Japan Geoscience Union Meeting 2016

Presentation information


Symbol M (Multidisciplinary and Interdisciplinary) » M-IS Intersection

[M-IS11] tsunami deposit

Thu. May 26, 2016 10:45 AM - 12:00 PM IC (2F)

Convener:*Kazuhisa Goto(International Research Institute of Disaster Science (IRIDeS),Tohoku University), Masanobu Shishikura(Institute of Earthquake and Volcano Geology, National Institute of Advanced Industrial Science and Technology), Yuichi Nishimura(Graduate School of Science, Hokkaido University), Chair:Masanobu Shishikura(Institute of Earthquake and Volcano Geology, National Institute of Advanced Industrial Science and Technology)

11:00 AM - 11:15 AM

[MIS11-08] Exploring Coastal Wetlands of the southern Kyushu (Japan) with Consideration of their Preservation Potential for Tsunami Deposits

*Tsuyoshi Haraguchi1, Yuichi Yoshinaga2, Kimihiro UCHIMURA3, Jou Fukuda4 (1.Department of Geosciences,Graduate School of Science,Osaka City University, 2.Disaster Prevention Geo-Research institute, 3.West Japan Engineering Consultants, Inc., 4.Kyushu Electric Power Co., Inc.)

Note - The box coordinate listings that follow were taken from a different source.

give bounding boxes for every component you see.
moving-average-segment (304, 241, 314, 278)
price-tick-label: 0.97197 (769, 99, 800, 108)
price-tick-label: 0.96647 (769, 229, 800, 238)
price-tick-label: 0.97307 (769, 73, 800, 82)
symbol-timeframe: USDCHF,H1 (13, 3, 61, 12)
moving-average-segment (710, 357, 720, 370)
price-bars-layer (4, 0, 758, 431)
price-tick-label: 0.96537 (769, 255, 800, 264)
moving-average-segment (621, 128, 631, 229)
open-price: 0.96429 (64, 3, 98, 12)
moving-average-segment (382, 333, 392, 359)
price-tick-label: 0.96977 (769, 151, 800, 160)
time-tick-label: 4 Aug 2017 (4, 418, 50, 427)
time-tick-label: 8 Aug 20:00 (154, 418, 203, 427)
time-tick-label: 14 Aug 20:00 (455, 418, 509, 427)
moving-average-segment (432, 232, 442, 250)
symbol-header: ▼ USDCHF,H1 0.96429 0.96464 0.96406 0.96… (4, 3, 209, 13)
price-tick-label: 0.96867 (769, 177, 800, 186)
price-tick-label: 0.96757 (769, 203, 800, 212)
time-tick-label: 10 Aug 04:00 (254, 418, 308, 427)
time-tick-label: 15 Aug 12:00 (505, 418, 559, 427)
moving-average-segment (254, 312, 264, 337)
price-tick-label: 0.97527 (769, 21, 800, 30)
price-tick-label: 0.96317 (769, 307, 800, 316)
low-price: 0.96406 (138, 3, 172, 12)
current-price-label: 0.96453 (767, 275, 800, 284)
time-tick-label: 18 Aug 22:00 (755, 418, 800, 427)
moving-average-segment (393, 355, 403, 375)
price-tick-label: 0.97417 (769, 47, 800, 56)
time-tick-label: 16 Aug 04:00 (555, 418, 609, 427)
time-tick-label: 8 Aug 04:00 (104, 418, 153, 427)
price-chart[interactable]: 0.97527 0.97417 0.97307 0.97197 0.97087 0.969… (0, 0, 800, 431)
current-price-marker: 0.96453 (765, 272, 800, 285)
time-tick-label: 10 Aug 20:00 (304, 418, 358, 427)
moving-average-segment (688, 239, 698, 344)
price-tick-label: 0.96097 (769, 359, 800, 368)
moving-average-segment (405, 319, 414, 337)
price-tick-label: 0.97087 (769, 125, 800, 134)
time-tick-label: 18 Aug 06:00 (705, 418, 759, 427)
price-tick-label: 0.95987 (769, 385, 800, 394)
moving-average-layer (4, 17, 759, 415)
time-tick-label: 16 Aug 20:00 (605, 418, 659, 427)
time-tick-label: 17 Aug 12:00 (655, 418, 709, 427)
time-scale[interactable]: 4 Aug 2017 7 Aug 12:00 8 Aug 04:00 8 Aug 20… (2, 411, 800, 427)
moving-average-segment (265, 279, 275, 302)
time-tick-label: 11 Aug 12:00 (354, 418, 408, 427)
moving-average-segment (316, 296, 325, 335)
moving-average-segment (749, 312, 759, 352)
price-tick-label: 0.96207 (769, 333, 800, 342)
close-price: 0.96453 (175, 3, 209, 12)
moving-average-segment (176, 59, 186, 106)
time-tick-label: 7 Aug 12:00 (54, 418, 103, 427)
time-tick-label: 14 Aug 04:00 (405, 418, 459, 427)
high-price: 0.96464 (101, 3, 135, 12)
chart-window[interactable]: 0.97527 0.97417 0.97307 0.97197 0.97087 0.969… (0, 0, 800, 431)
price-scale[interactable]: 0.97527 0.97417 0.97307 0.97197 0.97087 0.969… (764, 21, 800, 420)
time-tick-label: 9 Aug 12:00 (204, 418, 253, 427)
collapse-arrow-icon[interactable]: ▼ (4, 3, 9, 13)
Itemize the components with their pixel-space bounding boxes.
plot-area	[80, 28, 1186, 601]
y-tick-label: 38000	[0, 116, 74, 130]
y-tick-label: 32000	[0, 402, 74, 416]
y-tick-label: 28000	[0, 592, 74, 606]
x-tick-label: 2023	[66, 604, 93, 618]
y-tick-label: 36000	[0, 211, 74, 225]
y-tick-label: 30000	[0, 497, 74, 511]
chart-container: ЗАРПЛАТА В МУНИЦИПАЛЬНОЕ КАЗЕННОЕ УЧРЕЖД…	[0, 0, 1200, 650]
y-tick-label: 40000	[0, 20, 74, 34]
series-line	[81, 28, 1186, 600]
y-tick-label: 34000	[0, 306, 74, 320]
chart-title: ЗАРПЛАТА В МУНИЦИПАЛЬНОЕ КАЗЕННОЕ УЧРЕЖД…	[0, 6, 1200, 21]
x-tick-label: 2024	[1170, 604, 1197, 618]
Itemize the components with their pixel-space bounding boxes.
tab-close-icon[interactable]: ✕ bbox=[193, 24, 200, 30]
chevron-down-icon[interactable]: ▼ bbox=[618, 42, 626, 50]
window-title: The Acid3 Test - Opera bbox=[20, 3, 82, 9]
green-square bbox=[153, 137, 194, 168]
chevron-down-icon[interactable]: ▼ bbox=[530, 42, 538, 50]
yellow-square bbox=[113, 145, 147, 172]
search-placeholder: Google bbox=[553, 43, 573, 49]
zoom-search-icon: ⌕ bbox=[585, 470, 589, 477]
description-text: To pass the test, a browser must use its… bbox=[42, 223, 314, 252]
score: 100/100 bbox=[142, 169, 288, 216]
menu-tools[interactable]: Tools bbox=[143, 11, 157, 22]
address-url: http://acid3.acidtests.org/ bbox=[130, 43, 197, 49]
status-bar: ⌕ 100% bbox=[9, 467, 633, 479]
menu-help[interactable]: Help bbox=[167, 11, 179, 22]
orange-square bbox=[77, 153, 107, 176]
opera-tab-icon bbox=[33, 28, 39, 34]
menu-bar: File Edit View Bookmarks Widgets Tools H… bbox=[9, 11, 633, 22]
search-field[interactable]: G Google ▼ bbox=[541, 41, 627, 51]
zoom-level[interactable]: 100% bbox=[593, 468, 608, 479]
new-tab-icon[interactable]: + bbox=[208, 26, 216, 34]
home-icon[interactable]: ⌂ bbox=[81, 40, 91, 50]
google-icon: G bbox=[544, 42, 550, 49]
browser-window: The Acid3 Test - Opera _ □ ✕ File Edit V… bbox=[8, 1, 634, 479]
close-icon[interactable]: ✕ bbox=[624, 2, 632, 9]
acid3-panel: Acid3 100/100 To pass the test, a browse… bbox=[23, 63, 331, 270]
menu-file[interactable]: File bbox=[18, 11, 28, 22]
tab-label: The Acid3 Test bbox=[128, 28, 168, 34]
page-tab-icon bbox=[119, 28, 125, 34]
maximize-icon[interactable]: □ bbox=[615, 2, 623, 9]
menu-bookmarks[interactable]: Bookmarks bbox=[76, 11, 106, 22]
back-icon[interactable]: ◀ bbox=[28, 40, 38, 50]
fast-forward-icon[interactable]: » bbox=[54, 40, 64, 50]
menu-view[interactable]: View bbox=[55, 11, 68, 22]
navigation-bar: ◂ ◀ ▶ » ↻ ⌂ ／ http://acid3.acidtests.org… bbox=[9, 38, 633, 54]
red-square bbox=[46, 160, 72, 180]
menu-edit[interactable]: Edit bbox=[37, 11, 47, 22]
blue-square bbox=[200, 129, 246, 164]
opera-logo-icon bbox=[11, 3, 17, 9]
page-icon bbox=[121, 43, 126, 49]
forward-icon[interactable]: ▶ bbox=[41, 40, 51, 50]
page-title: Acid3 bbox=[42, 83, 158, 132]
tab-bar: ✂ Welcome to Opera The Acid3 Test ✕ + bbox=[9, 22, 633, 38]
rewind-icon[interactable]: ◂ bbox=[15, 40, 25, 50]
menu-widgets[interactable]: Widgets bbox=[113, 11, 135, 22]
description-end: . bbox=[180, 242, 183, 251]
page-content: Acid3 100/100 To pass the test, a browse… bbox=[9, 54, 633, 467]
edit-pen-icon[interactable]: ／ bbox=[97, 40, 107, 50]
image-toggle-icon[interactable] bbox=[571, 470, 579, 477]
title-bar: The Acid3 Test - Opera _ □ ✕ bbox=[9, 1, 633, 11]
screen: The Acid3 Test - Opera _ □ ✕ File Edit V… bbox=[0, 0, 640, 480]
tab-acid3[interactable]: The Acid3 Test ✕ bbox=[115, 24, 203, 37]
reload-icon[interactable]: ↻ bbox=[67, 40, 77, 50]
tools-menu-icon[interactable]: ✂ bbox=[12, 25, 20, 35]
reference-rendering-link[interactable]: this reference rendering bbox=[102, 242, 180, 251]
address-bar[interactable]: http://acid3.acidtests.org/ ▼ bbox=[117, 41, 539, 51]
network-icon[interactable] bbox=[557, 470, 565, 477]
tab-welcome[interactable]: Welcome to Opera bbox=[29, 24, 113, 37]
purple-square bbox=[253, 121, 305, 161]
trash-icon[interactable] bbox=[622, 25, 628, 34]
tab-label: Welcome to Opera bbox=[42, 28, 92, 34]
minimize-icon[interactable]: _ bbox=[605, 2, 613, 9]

Keywords:southern Kyushu, Tsunami Deposits

This research project is based on tsunami geology. Specifically, it addresses making ertinent inventories of coastal wetlands in the southern Kyushu (Japan) that faces the East China Sea, with the Ryukyu trench (an active fault of great extent) being situated farther south. Thus the present research is aimed at assistin in the assessment of recurrent intervals (or such related matters) of great earthquakes that may be generated by the rupture along the Ryukyu trench. The important consideration herein is as follows: A targeted wetland should e such that it is sensibly away from the shoreline and is protected by a natural beach ridge or so, permitting the deposition of peaty or clayey sediment under normal calm conditions, over a prolonged period of time (say several thousand years or more). Moreover, such a targeted wetland should, ideally, have been exposed to rare event (run-up of tsunami flows or so), leaving evidences that would be identifiable from a scientific means.
With the above-mentioned in mind, the examination of the field information available led the author to select a total of eleven coastal wetlands as sort of geo-archives (ten wetlands along the 130-km-long coastline of the Satsuma peninsula; one wetland on the 25-km-long coastline of the Koshikijima island). In all of the eleven wetlands, we retrieved a total of fourteen continuous sediment cores and subjected a number of (plant) specimens to the C-14 dating methodology. The results together confirmed that the retrieved sediment cores covered a span of recent six thousand years or longer. It is of particular interest herein to state that at the Nakayama wetland in the Koshikijima island, we found a few event layers being intercalated in a thick deposit of peat. The peat extends directly from the ground surface (elevation 3.3m) down to a depth of 9 m and is underlain by a marine deposit 4 meters or so thick. Each event layer consisted of an assembly of platy gravel of slate. Note herein that on the beach a great many number of platy slate gravel can be seen scattered. It is thus concluded that a sizable amount of the platy slate gravel were transported landwards by seawater flows over the beach, and were eventually deposited on to the peaty soil surface in the wetland. It is too premature, however, to judge the type and nature (tsunami or storm wave) of the responsible fluid forcing. Yet it is important to note that the occurrence of the events concentrated in the period between 2500 years B.P. and 3500 years B.P. In order to clarify the geological meaning of the particular time period, one should take a close look at the sequence of formation of the wetland. A tentative inference is as follows: Initially, there was a concave coastal planform toward the ocean; Alongshore sediment transport then facilitated the development of spit-like sedimentary features, eventually becoming a bay-mouth barrier; Then, the water body behind the barrier was gradually buried with terrigenous sediment, forming a peaty wet land. It is a subject for future studies to perform a detailed survey of cross-shore profiles through each of the selected wetlands, enabling one to assess the power of fluid forcing enough to transport a variety of sediment including platy gravel.